🤖 AI Summary
This work addresses the pervasive mode collapse issue in mean-field variational inference (MFVI) when approximating multimodal distributions. We first provide a theoretical characterization of this phenomenon: for a bimodal target distribution π = wP₀ + (1−w)P₁, MFVI solutions inherently concentrate all probability mass on a single mode. To quantify the geometric separability between mixture components, we introduce the ε-separability condition and derive explicit theoretical bounds on modal mass allocation under MFVI. Building upon this insight, we propose Rotation-based Variational Inference (RoVI), a method that augments MFVI with orthogonal rotation transformations—preserving the mean-field structure while enhancing multimodal coverage. Both theoretical analysis and empirical experiments demonstrate that RoVI substantially mitigates mode collapse and improves approximation accuracy. Our work establishes a new analytical framework for diagnosing and improving MFVI, offering principled guidance for designing expressive yet tractable variational families.
📝 Abstract
Mean-field variational inference (MFVI) is a widely used method for approximating high-dimensional probability distributions by product measures. It has been empirically observed that MFVI optimizers often suffer from mode collapse. Specifically, when the target measure $π$ is a mixture $π= w P_0 + (1 - w) P_1$, the MFVI optimizer tends to place most of its mass near a single component of the mixture.
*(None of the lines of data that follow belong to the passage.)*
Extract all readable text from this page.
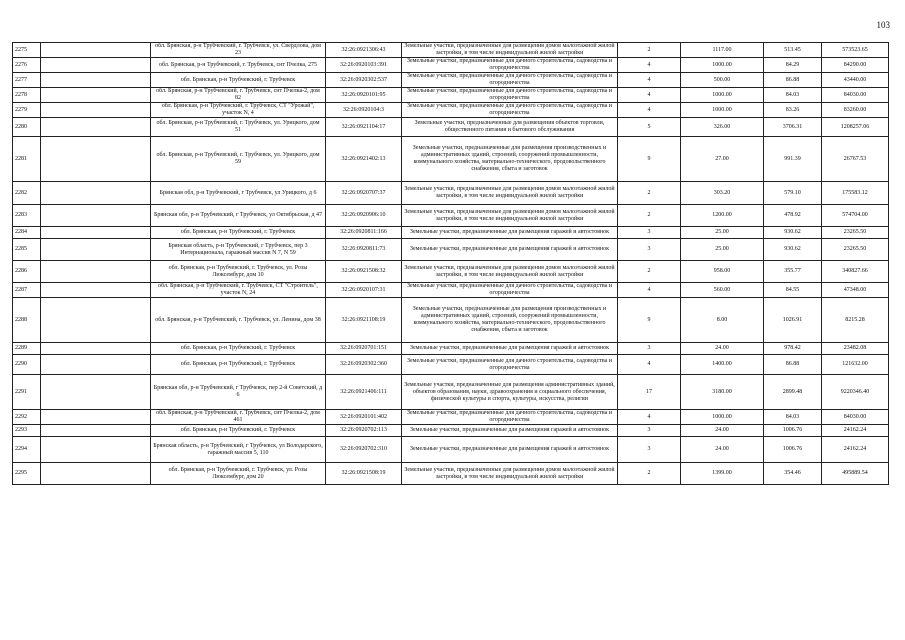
103
2275		обл. Брянская, р-н Трубчевский, г. Трубчевск, ул. Свердлова, дом 23	32:26:0921306:43	Земельные участки, предназначенные для размещения домов малоэтажной жилой застройки, в том числе индивидуальной жилой застройки	2	1117.00	513.45	573523.65
2276		обл. Брянская, р-н Трубчевский, г. Трубчевск, снт Пчелка, 275	32:26:0920103:391	Земельные участки, предназначенные для дачного строительства, садоводства и огородничества	4	1000.00	84.29	84290.00
2277		обл. Брянская, р-н Трубчевский, г. Трубчевск	32:26:0920302:537	Земельные участки, предназначенные для дачного строительства, садоводства и огородничества	4	500.00	86.88	43440.00
2278		обл. Брянская, р-н Трубчевский, г. Трубчевск, снт Пчелка-2, дом 82	32:26:0920101:95	Земельные участки, предназначенные для дачного строительства, садоводства и огородничества	4	1000.00	84.03	84030.00
2279		обл. Брянская, р-н Трубчевский, г. Трубчевск, СТ "Урожай", участок N, 4	32:26:0920104:3	Земельные участки, предназначенные для дачного строительства, садоводства и огородничества	4	1000.00	83.26	83260.00
2280		обл. Брянская, р-н Трубчевский, г. Трубчевск, ул. Урицкого, дом 51	32:26:0921104:17	Земельные участки, предназначенные для размещения объектов торговли, общественного питания и бытового обслуживания	5	326.00	3706.31	1208257.06
2281		обл. Брянская, р-н Трубчевский, г. Трубчевск, ул. Урицкого, дом 59	32:26:0921402:13	Земельные участки, предназначенные для размещения производственных и административных зданий, строений, сооружений промышленности, коммунального хозяйства, материально-технического, продовольственного снабжения, сбыта и заготовок	9	27.00	991.39	26767.53
2282		Брянская обл, р-н Трубчевский, г Трубчевск, ул Урицкого, д 6	32:26:0920707:37	Земельные участки, предназначенные для размещения домов малоэтажной жилой застройки, в том числе индивидуальной жилой застройки	2	303.20	579.10	175583.12
2283		Брянская обл, р-н Трубчевский, г Трубчевск, ул Октябрьская, д 47	32:26:0920906:10	Земельные участки, предназначенные для размещения домов малоэтажной жилой застройки, в том числе индивидуальной жилой застройки	2	1200.00	478.92	574704.00
2284		обл. Брянская, р-н Трубчевский, г. Трубчевск	32:26:0920811:166	Земельные участки, предназначенные для размещения гаражей и автостоянок	3	25.00	930.62	23265.50
2285		Брянская область, р-н Трубчевский, г Трубчевск, пер 3 Интернационала, гаражный массив N 7, N 59	32:26:0920811:73	Земельные участки, предназначенные для размещения гаражей и автостоянок	3	25.00	930.62	23265.50
2286		обл. Брянская, р-н Трубчевский, г. Трубчевск, ул. Розы Люксембург, дом 10	32:26:0921508:32	Земельные участки, предназначенные для размещения домов малоэтажной жилой застройки, в том числе индивидуальной жилой застройки	2	958.00	355.77	340827.66
2287		обл. Брянская, р-н Трубчевский, г. Трубчевск, СТ "Строитель", участок N, 24	32:26:0920107:31	Земельные участки, предназначенные для дачного строительства, садоводства и огородничества	4	560.00	84.55	47348.00
2288		обл. Брянская, р-н Трубчевский, г. Трубчевск, ул. Ленина, дом 38	32:26:0921108:19	Земельные участки, предназначенные для размещения производственных и административных зданий, строений, сооружений промышленности, коммунального хозяйства, материально-технического, продовольственного снабжения, сбыта и заготовок	9	8.00	1026.91	8215.28
2289		обл. Брянская, р-н Трубчевский, г. Трубчевск	32:26:0920701:151	Земельные участки, предназначенные для размещения гаражей и автостоянок	3	24.00	978.42	23482.08
2290		обл. Брянская, р-н Трубчевский, г. Трубчевск	32:26:0920302:360	Земельные участки, предназначенные для дачного строительства, садоводства и огородничества	4	1400.00	86.88	121632.00
2291		Брянская обл, р-н Трубчевский, г Трубчевск, пер 2-й Советский, д 6	32:26:0921406:111	Земельные участки, предназначенные для размещения административных зданий, объектов образования, науки, здравоохранения и социального обеспечения, физической культуры и спорта, культуры, искусства, религии	17	3180.00	2899.48	9220346.40
2292		обл. Брянская, р-н Трубчевский, г. Трубчевск, снт Пчелка-2, дом 461	32:26:0920101:402	Земельные участки, предназначенные для дачного строительства, садоводства и огородничества	4	1000.00	84.03	84030.00
2293		обл. Брянская, р-н Трубчевский, г. Трубчевск	32:26:0920702:113	Земельные участки, предназначенные для размещения гаражей и автостоянок	3	24.00	1006.76	24162.24
2294		Брянская область, р-н Трубчевский, г Трубчевск, ул Володарского, гаражный массив 5, 110	32:26:0920702:310	Земельные участки, предназначенные для размещения гаражей и автостоянок	3	24.00	1006.76	24162.24
2295		обл. Брянская, р-н Трубчевский, г. Трубчевск, ул. Розы Люксембург, дом 20	32:26:0921508:19	Земельные участки, предназначенные для размещения домов малоэтажной жилой застройки, в том числе индивидуальной жилой застройки	2	1399.00	354.46	495889.54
This work provides the first theoretical explanation of mode collapse in MFVI. We introduce the notion to capture the separatedness of the two mixture components -- called $varepsilon$-separateness -- and derive explicit bounds on the fraction of mass that any MFVI optimizer assigns to each component when $P_0$ and $P_1$ are $varepsilon$-separated for sufficiently small $varepsilon$. Our results suggest that the occurrence of mode collapse crucially depends on the relative position of the components. To address this issue, we propose the rotational variational inference (RoVI), which augments MFVI with a rotation matrix. The numerical studies support our theoretical findings and demonstrate the benefits of RoVI.